Au moment où le gouvernement du Québec s'apprête à adopter le projet de loi 94 qui consacre l'approche des accommodements religieux dans les services publics, la démarche du maire de Saguenay, Jean Tremblay, qui a décidé de contester le jugement lui enjoignant à cesser la récitation de la prière dans ses assemblées municipales, vient à nouveau démontrer l'incohérence de cette notion dite de «laïcité ouverte».

Rarement aura-t-on vu un tel amalgame de démagogie, de mauvaise foi et d'ignorance que dans les déclarations de Jean Tremblay à propos de ce jugement. Le maire jongle avec des concepts qu'il ne comprend manifestement pas, mais au-delà de la confusion qui l'anime, son approche est un pur produit de la pratique des accommodements raisonnables sur laquelle est fondée la «laïcité ouverte».

Personne, du côté des idéateurs des accommodements raisonnables, ne le rappelle à l'ordre ou ne tente de rétablir un semblant cohérence. Où sont les Gérard Bouchard, Charles Taylor et leur suite? Ont-ils abdiqué leur responsabilité d'expliquer cette contradiction: pourquoi Jean Tremblay n'a-t-il pas droit à un accommodement religieux en tant que maire alors que ses employés et les autres employés de l'État y ont droit?

Évidemment, il est un représentant élu.
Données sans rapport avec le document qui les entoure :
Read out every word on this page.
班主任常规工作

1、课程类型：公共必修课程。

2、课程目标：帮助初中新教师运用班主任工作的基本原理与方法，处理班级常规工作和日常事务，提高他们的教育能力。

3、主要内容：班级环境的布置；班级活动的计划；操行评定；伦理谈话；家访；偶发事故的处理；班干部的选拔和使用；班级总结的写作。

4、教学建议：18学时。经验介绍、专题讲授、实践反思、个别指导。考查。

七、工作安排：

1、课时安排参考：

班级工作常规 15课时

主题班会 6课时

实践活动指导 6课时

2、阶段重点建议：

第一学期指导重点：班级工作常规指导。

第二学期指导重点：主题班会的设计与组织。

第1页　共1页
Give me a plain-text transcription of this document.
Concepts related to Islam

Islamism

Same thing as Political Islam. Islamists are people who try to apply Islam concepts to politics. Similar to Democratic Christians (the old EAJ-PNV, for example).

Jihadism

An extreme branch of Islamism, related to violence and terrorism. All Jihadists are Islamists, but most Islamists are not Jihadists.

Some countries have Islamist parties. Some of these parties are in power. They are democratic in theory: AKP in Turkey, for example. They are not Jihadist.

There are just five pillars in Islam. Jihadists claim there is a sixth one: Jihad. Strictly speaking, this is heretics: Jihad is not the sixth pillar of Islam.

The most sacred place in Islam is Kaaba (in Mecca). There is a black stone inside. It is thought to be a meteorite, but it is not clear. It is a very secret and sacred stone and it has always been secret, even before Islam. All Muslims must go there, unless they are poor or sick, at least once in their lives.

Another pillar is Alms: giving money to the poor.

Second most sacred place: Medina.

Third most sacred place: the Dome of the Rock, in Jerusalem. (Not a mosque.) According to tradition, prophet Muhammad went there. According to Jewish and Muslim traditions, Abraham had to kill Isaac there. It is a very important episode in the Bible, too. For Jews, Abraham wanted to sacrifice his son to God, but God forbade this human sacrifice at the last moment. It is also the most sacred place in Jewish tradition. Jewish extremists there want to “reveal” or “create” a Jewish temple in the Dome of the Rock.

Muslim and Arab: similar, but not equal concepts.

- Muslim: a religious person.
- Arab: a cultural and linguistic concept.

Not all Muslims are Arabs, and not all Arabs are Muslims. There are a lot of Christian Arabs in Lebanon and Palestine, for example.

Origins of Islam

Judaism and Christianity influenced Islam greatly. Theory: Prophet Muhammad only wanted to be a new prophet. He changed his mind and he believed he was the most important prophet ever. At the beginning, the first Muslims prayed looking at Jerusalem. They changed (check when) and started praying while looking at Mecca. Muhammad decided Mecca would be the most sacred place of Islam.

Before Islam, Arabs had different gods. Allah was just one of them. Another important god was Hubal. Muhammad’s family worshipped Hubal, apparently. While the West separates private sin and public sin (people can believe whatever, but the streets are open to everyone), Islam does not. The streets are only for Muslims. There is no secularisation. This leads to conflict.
Mais l'idée d'accommoder les uns et pas les autres heurte le sentiment de justice et laisse croire que c'est la religion de Jean Tremblay qui est en cause. Toute autre personne, que ce soit un musulman, un Juif ou un «indien», qui se serait retrouvée dans la même situation que lui aurait bien sûr encouru le même jugement. Ce jugement n'est donc pas dirigé contre les catholiques, mais contre les vestiges de l'alliance entre l'État et la religion. L'évocation des accommodements religieux consentis uniquement «aux autres» n'a ici aucun sens, mais la démagogie des propos du maire, révélant un nationalisme xénophobe, s'adresse aux émotions primaires et fait des ravages au sein de la population.

Odieuse désinformation


Non seulement les idéologues de la laïcité ouverte gardent-ils le silence, mais plusieurs commentateurs alimentent la confusion et la désinformation. C'est notamment le cas de Denise Bombardier qui, dans sa chronique du 19 février, affirme que «le tribunal avait à choisir entre le droit des croyants (majoritaires) et celui des non-croyants (minoritaires). Pourquoi cette tendance à privilégier les non-croyants, leur reconnaissant de facto plus de légitimité qu'aux croyants?»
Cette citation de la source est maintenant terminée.